Relapse prevention is one of the most important elements of addiction recovery. Working a solid program by staying connected with your support group is one of the many tools implored for preventing relapse; however, even those working a program have been known to fall of course – especially in early recovery. Efforts to understand how addiction works in the brain has come a long way in recent years, and some researchers believe that studying the brain mechanisms that suppress relapse could help in the development of relapse prevention drugs.
At The Scripps Research Institute (TSRI) in La Jolla, CA, researchers have been granted a total of $3.8 million to fund a five-year study of brain mechanisms that suppress relapses, according to Scripps news release. The funding is a combination of two grants from the National Institute of Health’s (NIH) National Institute on Alcohol Abuse and Alcoholism (NIAAA) and the National Institute on Drug Abuse (NIDA).
“The risk of chronic relapse, even after long periods of abstinence, is a major issue in treating addiction,” explained the lead investigator for the five-year study, Nobuyoshi Suto, a newly appointed assistant professor of molecular and cellular neuroscience at TSRI. “If we can better understand these brain mechanisms that actively suppress — as opposed to promote — relapse, we may be able to develop a drug to enhance these mechanisms and maybe mimic those relapse-suppressing cues.”
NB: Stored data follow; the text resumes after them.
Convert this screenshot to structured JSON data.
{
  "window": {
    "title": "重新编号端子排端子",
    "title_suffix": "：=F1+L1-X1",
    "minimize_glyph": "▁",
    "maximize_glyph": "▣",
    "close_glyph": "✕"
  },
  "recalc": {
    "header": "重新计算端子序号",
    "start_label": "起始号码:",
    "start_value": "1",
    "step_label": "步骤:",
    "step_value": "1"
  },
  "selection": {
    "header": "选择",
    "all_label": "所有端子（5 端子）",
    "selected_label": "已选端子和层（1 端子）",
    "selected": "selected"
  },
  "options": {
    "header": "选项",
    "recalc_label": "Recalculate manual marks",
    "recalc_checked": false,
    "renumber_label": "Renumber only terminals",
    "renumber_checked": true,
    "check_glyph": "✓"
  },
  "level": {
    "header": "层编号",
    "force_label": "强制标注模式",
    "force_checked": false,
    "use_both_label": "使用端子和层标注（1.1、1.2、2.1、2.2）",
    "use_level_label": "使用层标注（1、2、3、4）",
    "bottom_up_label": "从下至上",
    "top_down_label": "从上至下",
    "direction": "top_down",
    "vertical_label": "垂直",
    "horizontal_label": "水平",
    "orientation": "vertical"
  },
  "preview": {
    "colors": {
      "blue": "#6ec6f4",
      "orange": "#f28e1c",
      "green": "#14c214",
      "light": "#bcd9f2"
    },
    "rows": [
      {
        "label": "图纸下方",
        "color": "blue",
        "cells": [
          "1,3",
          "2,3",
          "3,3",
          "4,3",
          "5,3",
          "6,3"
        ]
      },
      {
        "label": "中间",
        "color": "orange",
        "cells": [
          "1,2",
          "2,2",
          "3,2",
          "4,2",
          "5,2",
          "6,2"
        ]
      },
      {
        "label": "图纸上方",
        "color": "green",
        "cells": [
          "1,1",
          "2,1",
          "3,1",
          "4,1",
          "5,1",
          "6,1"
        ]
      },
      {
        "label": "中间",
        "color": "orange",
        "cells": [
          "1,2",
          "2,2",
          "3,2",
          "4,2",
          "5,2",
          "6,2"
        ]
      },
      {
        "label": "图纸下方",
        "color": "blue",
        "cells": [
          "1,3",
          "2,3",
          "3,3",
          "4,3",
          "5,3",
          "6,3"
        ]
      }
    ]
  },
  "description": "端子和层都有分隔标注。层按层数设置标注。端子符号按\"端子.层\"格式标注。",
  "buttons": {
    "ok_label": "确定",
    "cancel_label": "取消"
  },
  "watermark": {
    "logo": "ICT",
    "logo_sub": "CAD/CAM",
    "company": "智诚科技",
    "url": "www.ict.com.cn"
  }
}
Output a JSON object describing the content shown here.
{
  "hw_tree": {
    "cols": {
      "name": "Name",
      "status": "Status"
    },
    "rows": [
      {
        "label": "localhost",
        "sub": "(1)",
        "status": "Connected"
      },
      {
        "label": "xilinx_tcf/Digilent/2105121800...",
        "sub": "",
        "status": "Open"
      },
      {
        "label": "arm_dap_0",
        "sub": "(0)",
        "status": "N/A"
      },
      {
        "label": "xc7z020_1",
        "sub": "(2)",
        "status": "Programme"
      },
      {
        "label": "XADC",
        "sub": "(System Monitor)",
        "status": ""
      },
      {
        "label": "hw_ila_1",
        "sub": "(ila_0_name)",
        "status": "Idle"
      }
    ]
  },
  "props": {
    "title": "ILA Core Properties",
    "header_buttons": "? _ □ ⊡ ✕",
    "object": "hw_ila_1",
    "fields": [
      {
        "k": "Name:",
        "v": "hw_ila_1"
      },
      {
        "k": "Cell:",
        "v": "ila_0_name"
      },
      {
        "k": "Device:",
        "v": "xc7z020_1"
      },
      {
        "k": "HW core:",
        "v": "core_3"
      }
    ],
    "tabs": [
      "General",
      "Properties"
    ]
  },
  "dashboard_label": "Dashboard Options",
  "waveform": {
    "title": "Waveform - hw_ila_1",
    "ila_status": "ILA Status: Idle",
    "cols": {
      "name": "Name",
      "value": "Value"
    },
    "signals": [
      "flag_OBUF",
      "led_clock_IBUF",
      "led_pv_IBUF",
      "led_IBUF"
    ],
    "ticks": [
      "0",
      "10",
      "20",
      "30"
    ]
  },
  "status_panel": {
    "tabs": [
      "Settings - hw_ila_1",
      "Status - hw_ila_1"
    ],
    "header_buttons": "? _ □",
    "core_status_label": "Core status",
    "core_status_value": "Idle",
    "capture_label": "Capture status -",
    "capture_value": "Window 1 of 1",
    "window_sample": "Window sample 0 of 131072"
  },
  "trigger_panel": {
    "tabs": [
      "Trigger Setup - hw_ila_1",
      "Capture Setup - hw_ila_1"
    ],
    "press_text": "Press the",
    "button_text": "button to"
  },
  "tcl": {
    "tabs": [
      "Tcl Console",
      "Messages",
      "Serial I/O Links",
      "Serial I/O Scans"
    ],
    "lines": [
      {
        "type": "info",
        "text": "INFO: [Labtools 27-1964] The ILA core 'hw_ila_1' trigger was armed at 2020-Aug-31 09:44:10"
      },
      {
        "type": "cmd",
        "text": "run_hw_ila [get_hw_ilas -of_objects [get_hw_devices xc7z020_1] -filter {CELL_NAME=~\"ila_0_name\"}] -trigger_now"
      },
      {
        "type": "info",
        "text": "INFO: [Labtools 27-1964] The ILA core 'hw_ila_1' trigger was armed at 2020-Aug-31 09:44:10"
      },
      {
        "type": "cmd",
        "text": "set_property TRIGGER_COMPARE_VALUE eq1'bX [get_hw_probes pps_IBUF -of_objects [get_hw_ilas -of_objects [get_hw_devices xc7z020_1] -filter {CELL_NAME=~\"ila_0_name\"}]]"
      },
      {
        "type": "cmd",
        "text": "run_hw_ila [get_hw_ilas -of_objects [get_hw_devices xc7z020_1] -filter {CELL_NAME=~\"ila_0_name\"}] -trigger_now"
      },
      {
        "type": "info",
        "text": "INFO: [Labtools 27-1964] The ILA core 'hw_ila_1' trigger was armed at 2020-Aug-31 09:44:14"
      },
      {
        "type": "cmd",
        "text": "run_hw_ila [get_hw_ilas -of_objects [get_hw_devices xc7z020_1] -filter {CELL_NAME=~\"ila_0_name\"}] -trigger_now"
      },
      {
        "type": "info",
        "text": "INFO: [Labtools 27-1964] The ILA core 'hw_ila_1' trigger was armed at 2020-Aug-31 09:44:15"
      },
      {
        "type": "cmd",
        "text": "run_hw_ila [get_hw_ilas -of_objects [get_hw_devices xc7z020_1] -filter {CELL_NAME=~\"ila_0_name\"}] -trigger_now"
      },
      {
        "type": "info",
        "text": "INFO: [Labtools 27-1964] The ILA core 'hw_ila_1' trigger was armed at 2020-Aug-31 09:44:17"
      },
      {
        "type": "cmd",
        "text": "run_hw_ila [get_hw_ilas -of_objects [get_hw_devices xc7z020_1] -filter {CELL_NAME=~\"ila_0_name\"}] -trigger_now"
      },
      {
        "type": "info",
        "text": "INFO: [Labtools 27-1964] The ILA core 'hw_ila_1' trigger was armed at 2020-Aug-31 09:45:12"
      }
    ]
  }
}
Earlier research has shown that cues that signal the unavailability of drugs or alcohol can suppress relapses, the news release reports. Suto and his colleagues want to determine the brain mechanisms that affect the relapse-suppressing action of such cues.
The study could uncover the fundamental workings of the brain in behavioral inhibition, and help researchers develop new methods for relapse prevention.